The birth of a modern man is also
● Facilitated by modern conditions
○ Industrialisation, urbanisation (from feudalism to capitalism), rationalisation, secularisation
(from accepted faith to reasons).
○ N-S and its adjoining institutions (representative democracy, modern bureaucracy, separation
private and public sphere, public education).
Limitations of the modernisation paradigm
● Seems to suggest a unidirectional, singular, natural process to a teleological endpoint (“modernity”).
● Yet, historical evidence invalidates the notion of:
○ Singularity
■ Multiple pathways to indn and democratisation.
● Extension of voting rights did not happen everywhere at teh same time, nor
for the same reasons. - different mechanisms.
● Industrialisation: UK had a comparative advantage over others.
○ Unidirectionality
■ Ex. Democratic regresses (conservative backlashes against liberal and socialist
demands).
○ (modernity as a) natural (& supposedly inevitable) process
■ Ex. secularisation as a political project (not a natural outcome of people losing their
faith), reflecting the outcome of a power struggle between revolutionaries, the
monarchy and church (rivalling notions of legitimate authority).
● Implications =
○ Diversity of European trajectories: we should be open to multiple pathways to “modernity”.

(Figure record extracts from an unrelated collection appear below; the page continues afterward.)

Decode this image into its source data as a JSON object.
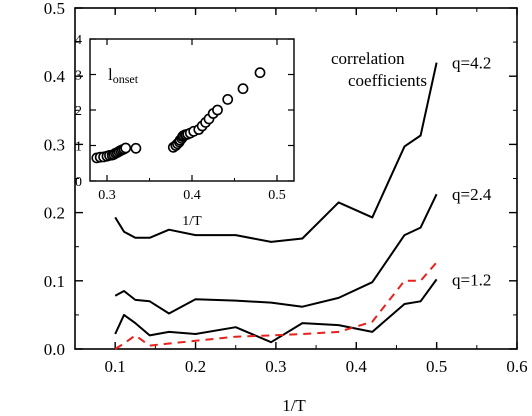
{
  "chart_data": {
    "type": "line",
    "xlabel": "1/T",
    "ylabel": "",
    "xlim": [
      0.05,
      0.6
    ],
    "ylim": [
      0.0,
      0.5
    ],
    "xticks": [
      0.1,
      0.2,
      0.3,
      0.4,
      0.5,
      0.6
    ],
    "yticks": [
      0.0,
      0.1,
      0.2,
      0.3,
      0.4,
      0.5
    ],
    "grid": false,
    "annotations": {
      "heading_line1": "correlation",
      "heading_line2": "coefficients"
    },
    "series": [
      {
        "name": "q=4.2",
        "label": "q=4.2",
        "color": "#000000",
        "dash": "solid",
        "x": [
          0.1,
          0.111,
          0.125,
          0.143,
          0.167,
          0.2,
          0.25,
          0.294,
          0.333,
          0.378,
          0.42,
          0.46,
          0.48,
          0.5
        ],
        "y": [
          0.193,
          0.172,
          0.163,
          0.163,
          0.175,
          0.167,
          0.167,
          0.157,
          0.162,
          0.215,
          0.193,
          0.297,
          0.313,
          0.42
        ]
      },
      {
        "name": "q=2.4",
        "label": "q=2.4",
        "color": "#000000",
        "dash": "solid",
        "x": [
          0.1,
          0.111,
          0.125,
          0.143,
          0.167,
          0.2,
          0.25,
          0.294,
          0.333,
          0.378,
          0.42,
          0.46,
          0.48,
          0.5
        ],
        "y": [
          0.078,
          0.085,
          0.072,
          0.07,
          0.052,
          0.073,
          0.071,
          0.068,
          0.062,
          0.075,
          0.098,
          0.167,
          0.178,
          0.227
        ]
      },
      {
        "name": "q=1.2",
        "label": "q=1.2",
        "color": "#000000",
        "dash": "solid",
        "x": [
          0.1,
          0.111,
          0.125,
          0.143,
          0.167,
          0.2,
          0.25,
          0.294,
          0.333,
          0.378,
          0.42,
          0.46,
          0.48,
          0.5
        ],
        "y": [
          0.022,
          0.05,
          0.038,
          0.02,
          0.025,
          0.022,
          0.032,
          0.01,
          0.038,
          0.035,
          0.025,
          0.066,
          0.07,
          0.102
        ]
      },
      {
        "name": "",
        "label": "",
        "color": "#e8211c",
        "dash": "dashed",
        "x": [
          0.1,
          0.111,
          0.125,
          0.143,
          0.167,
          0.2,
          0.25,
          0.294,
          0.333,
          0.378,
          0.42,
          0.46,
          0.48,
          0.5
        ],
        "y": [
          0.0,
          0.008,
          0.02,
          0.005,
          0.008,
          0.012,
          0.018,
          0.02,
          0.022,
          0.025,
          0.04,
          0.1,
          0.1,
          0.127
        ]
      }
    ],
    "inset": {
      "type": "scatter",
      "xlabel": "1/T",
      "ylabel_text": "l",
      "ylabel_subscript": "onset",
      "xlim": [
        0.28,
        0.52
      ],
      "ylim": [
        0,
        4
      ],
      "xticks": [
        0.3,
        0.4,
        0.5
      ],
      "yticks": [
        0,
        1,
        2,
        3,
        4
      ],
      "x": [
        0.288,
        0.292,
        0.296,
        0.3,
        0.303,
        0.306,
        0.308,
        0.31,
        0.312,
        0.314,
        0.316,
        0.318,
        0.32,
        0.322,
        0.334,
        0.378,
        0.381,
        0.383,
        0.385,
        0.386,
        0.388,
        0.389,
        0.39,
        0.392,
        0.393,
        0.395,
        0.398,
        0.402,
        0.408,
        0.412,
        0.416,
        0.42,
        0.425,
        0.43,
        0.442,
        0.46,
        0.48
      ],
      "y": [
        0.65,
        0.67,
        0.68,
        0.7,
        0.72,
        0.73,
        0.75,
        0.78,
        0.8,
        0.83,
        0.86,
        0.88,
        0.9,
        0.93,
        0.92,
        0.95,
        1.0,
        1.05,
        1.1,
        1.15,
        1.2,
        1.25,
        1.28,
        1.3,
        1.3,
        1.32,
        1.35,
        1.4,
        1.45,
        1.55,
        1.65,
        1.75,
        1.9,
        2.0,
        2.3,
        2.6,
        3.05
      ]
    }
  }
}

○ European modernity = the result of power struggle: we should “provincialise” the European
experience (i.e. just one local experience) & accept alternative modernities are possible.
○ Should sensitise people to the limitations of the European experience as a ‘standard’ for other
non-European communities.
Why is this point relevant to contemporary debates?
● Modernity = a paradoxical form of temporality
(“being of today”)
→ modernity is invoked to refer to the long 19C, something long in the past.
- To remain ‘of today’, modernity needs to constantly re-establish itself in relation to an ever-expanding
past.
- When calling ideas propagated in the FR modern, we have to update them in relationship to
contemporary times and explain how these are still modern.